April’s Taize weekend provided a space to sing and to be silent, to listen and to share. We are now looking ahead to a much bigger gathering next April/May: which for all the work it may involve over the next year I am very excited about (www.taize.fr/birmingham)! It was also in April, I think, that I first got involved in the "Long Journey Home" project, working with first generation migrants to provide a platform to craft and tell their stories: it has been a privilege to be involved over recent months.
In May I handed in my notice at school. I wouldn't say it was a highlight, but certainly a significant moment in this year's journey. It was a tough decision and I knew I would be sad to leave a school I love, but it was, is, the right one.
June was referendum month. Also definitely not a highlight (although I did get to babysit my niece the same day and that was quite fun.) We also headed to Reading ... not because it is a particularly exciting holiday destination, but because, ahead of the parliamentary vote on Trident renewal, it felt like a very important place to be to say no to atomic weapons. An early start, a long and in parts stressful day... shared with some very inspiring people. I am glad I was there.

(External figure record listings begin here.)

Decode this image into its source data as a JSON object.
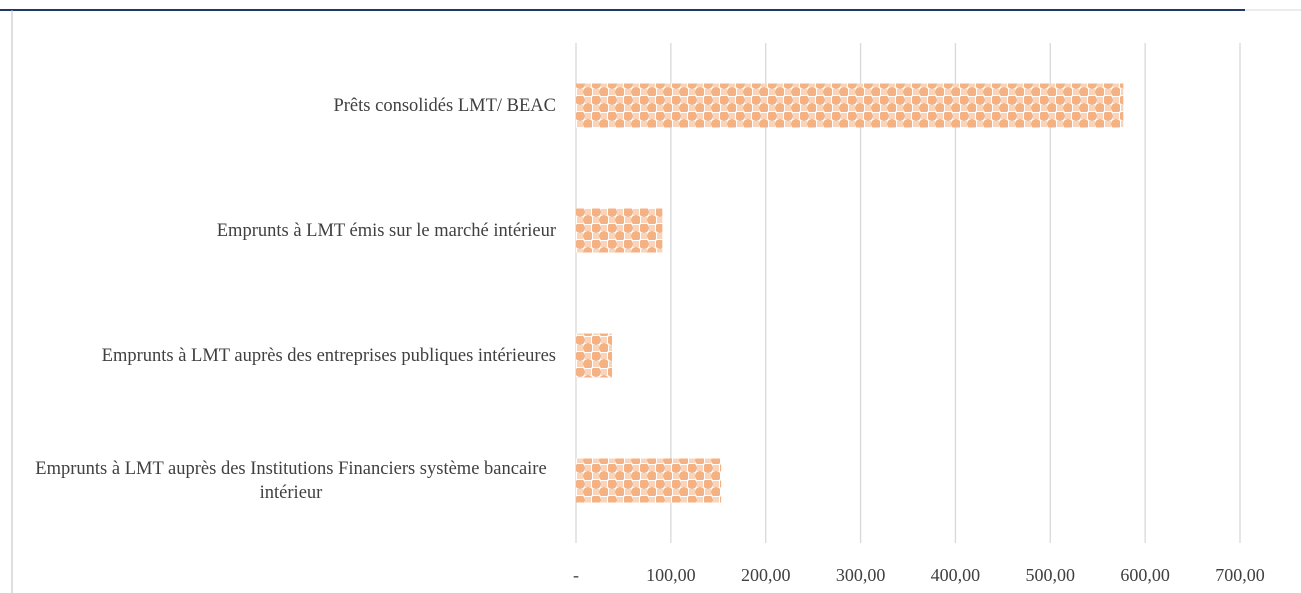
{
  "chart_data": {
    "type": "barh",
    "categories": [
      "Prêts consolidés LMT/ BEAC",
      "Emprunts à LMT émis sur le marché intérieur",
      "Emprunts à LMT auprès des entreprises publiques intérieures",
      "Emprunts à LMT auprès des Institutions Financiers système bancaire intérieur"
    ],
    "values": [
      577,
      91,
      38,
      153
    ],
    "color": "#f4b183",
    "xlim": [
      0,
      700
    ],
    "xticks": [
      {
        "value": 0,
        "label": "-"
      },
      {
        "value": 100,
        "label": "100,00"
      },
      {
        "value": 200,
        "label": "200,00"
      },
      {
        "value": 300,
        "label": "300,00"
      },
      {
        "value": 400,
        "label": "400,00"
      },
      {
        "value": 500,
        "label": "500,00"
      },
      {
        "value": 600,
        "label": "600,00"
      },
      {
        "value": 700,
        "label": "700,00"
      }
    ],
    "grid": true
  }
}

July has mostly been about celebrating! Our end of year party brought together some of those who have shared in our life in different ways in the last year. Then came the end of term and some fond farewells to colleagues and students (and pink wafers and party rings!). And just last week the St Chad's Sanctuary Summer School, including a fantastic day out in Weston Super Mare was a beautiful way to round off the year there too.
There may well be some other significant bits I've forgotten about temporarily too - please don't be offended if it involved you! This blog post is quite long enough as it is.
In between all that we've welcomed a good few visitors and somehow managed to squeeze in all our regular commitments: work, volunteering, welcome, silence, discussion, laughter, friendships and prayer.
The public prayers have now closed for the summer, and if I do still have a lengthy jobs list for the next month, the rhythm becomes somewhat more relaxed plus there are trips to both Taize and Greenbelt to look forward to.